2017年物流コスト抑制のポイント(その1)
皆様が認識されているとおり、国内の物流コスト(輸配送・倉庫保管料・倉庫作業料)は上昇の一途を辿っています。
更にそのコストの元となる作業人件費及び倉庫建設費用の上昇は抑制される様子が見受けられません。
一度上昇した費用が理由もなく低下することは想像できない事態です。
そこで今回はコスト削減の厳しいこの時期にこそ取り組むべきコスト抑制策に注目してお伝えいたします。
まず、物流コストは次の3つに区分することができます。
- 調達物流コスト:仕入先から国内在庫拠点までの物流コスト
- 社内物流コスト:国内在庫拠点に入庫してから出庫するまでの物流コスト
- 販売物流コスト:国内在庫拠点から出荷して得意先に届ける配送コスト
我々コンサルタントが取り組む物流コスト削減は初期段階では『社内物流』にポイントを絞って取り組みます。
第2段階として販売物流及び調達物流に着手することで見直しの領域を拡張します。今回注目するのは『販売物流』になります。
- 返品(廃棄)の削減
『返品』にかかるコストは安くありません。
例えば、出荷にかかる費用は@760円/個(ピッキング@30円/個、検品梱包100円/個、資材費用@30円/個、配送費用@600円/個)だけでなく、返品にかかる費用@790円/個(着払い運賃600円/個、返品入荷@20円/個、検品&返品処理@100円/個、箱入替え@50円/個、入庫20円/個)が必要になります。
その他にもクレーム対応にかかる人件費も含めると2,000円/個近い費用がかかることになります。また、商品によっては『返品=廃棄』になるものも存在します。
返品と廃棄にかかる費用を削減できれば、そのまま営業利益に反映されます。
まずは貴社の返品と廃棄にかかる費用を数値化してください。
次に発生原因を全て蓄積して、発生要因の真因追究です。

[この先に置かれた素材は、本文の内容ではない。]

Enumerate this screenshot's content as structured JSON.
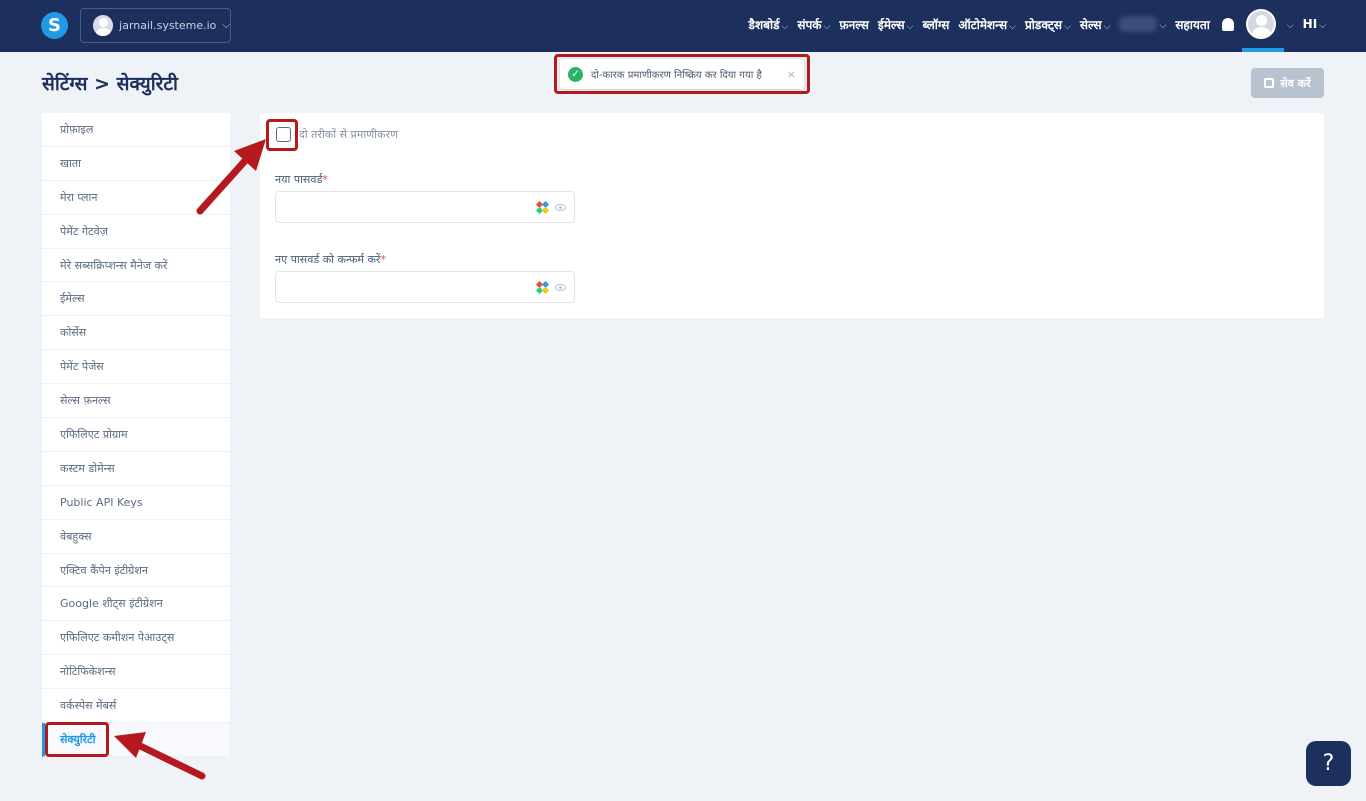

発生要因を蓄積することで傾向が見え、対策検討する優先順位が見えてきます。
- 得意先との納品条件の見直し
『配送サービス』が問題視されるこの時期、優先的に取り組むべきことが『納品サービス』の見直しです。
配送条件はお客様との約束で決まります。
しかし、元々ある基本となるサービスだけでなく、時間を経る中でお客様の要望を取り入れることで複雑化し、イレギュラー(基本以外の対応)が常態化していることが散見されます。
今までは複雑な個別対応も可能であったかもしれませんが、その全てを物流現場で担っていたことを考慮すると、今後の継続は見直すべき時期にきています。
必要とされるサービスは継続し、『あるから利用している』程度の無くても良いサービスは廃止を検討するということです。
取引を始めて永いお客様ほど、必要性は関係なく昔の条件がそのまま残っているということはよくあることです。
見直しには下記5ポイントを必ず入れてください。
物流業務の負担軽減に効果があります。
- 得意先要望による時間指定
- 得意先要望による梱包仕様
- 納品ロット
- 受注占め時間
- 配送回数
- 得意先要望による梱包仕様
物流コストが上昇しているこの時期に『物流コスト削減』を図ることは困難と捉えられています。
しかし、『コストを抑制する』切り口はまだまだ存在します。
是非、今までご法度として着手しなかった手法にもチャレンジして、『基本サービス』と『本当の得意先要望』に合致する施策を取捨選択してください。